The damage to client service from cutting staff can linger even when good times return, and the employees who were let go have to be replaced, often with new people who will take months to bring up to speed.

Perhaps it was easier for the financial-advice industry to resist layoffs, because many firms actually gained clients as frightened investors looked for expert guidance.

Nevertheless, most firms took a hit: Average assets under management dropped 13.6%, and pretax income per owner dropped to $332,208, from $370,982 in 2006. While revenue remained flat versus 2007, revenue declines may be expected this year, as income sometimes follows the asset declines with a lag.

Contrast the behavior of small-firm managers to that of the heads of the remaining large investment/ commercial banks, such as The Goldman Sachs Group Inc. and JPMorgan Chase & Co. It’s truly a pity the heads of these giants don’t pick up the management concepts of the firms in the survey.

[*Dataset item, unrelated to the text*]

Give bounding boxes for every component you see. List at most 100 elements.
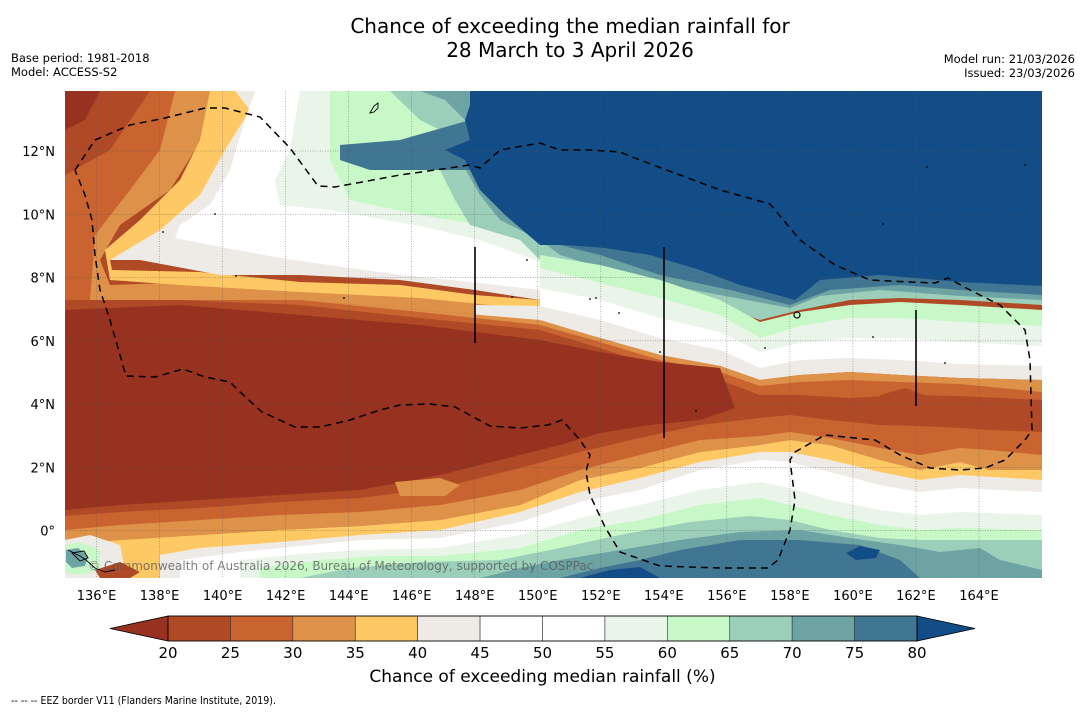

If they did, we would see these firms truly managed for the long-term interests of shareholders rather than for the short-term demands of top management and their stock options.

We would see the institutions being more judicious in their risk taking, and we would see top management taking a significant hit to their own compensation and perks in difficult times. As a result, layoffs could be limited to a bare minimum, thereby maintaining client service and customer satisfaction.

We would see such institutions managed to achieve greater profitability by being the most efficient at raising capital and making that capital available to productive enterprises, rather than risking capital for the short term.